Eine der drängendsten Umweltfragen des 21. Jahrhunderts ist der globale Klimawandel, ein Begriff, der auf Veränderungen im Klima in einer bestimmten Region oder weltweit über einen bestimmten Zeitraum hinweg verweist. Ein allgemein akzeptierter wissenschaftlicher Konsens besagt, dass die beträchtlichen Emissionen von Treibhausgasen in die Atmosphäre eine Hauptursache für den Klimawandel darstellen. Diese Veränderung im Klima geht einher mit einer Erhöhung der Temperatur, Verschiebungen bei der relativen Luftfeuchtigkeit, einem Anstieg des Meeresspiegels und einem vermehrten Auftreten extremer Wetterereignisse [1]. Schätzungsweise etwa die Hälfte aller humanpatho­gener Erkrankungen kann durch die klimatischen Veränderungen verstärkt werden [2], was auch für dermatologische Erkrankungen gilt, insbesondere solche deren Auslösung mit Infektionen, durch Exposition gegenüber UV- und Umweltreizen sowie aquagener Übertragungswege in Verbindung stehen (Abbildung 1).
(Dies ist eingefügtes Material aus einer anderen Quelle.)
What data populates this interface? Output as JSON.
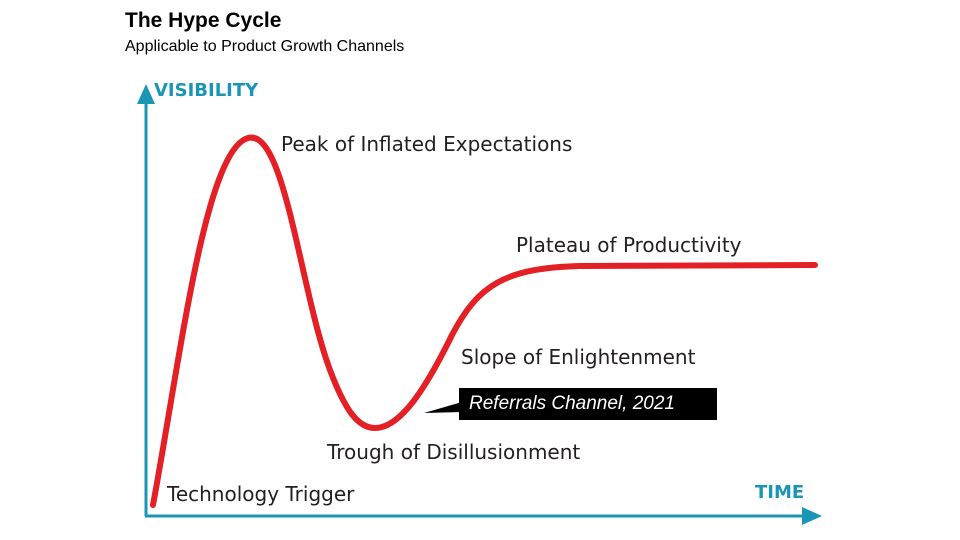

Abbildung 1: Klimawandel und sein Einfluss auf dermatologische Erkrankungen

Klimatische Veränderungen und infektiöse Hauterkrankungen

Höhere Temperaturen beeinflussen die Inzidenz infektiöser Hauterkrankungen durch die Vermehrung und geografische Ausweitung von Mikroorganismen. Dies betrifft insbesondere durch Viren, Pilze oder Vektoren verursachte Dermatosen [3, 4, 5].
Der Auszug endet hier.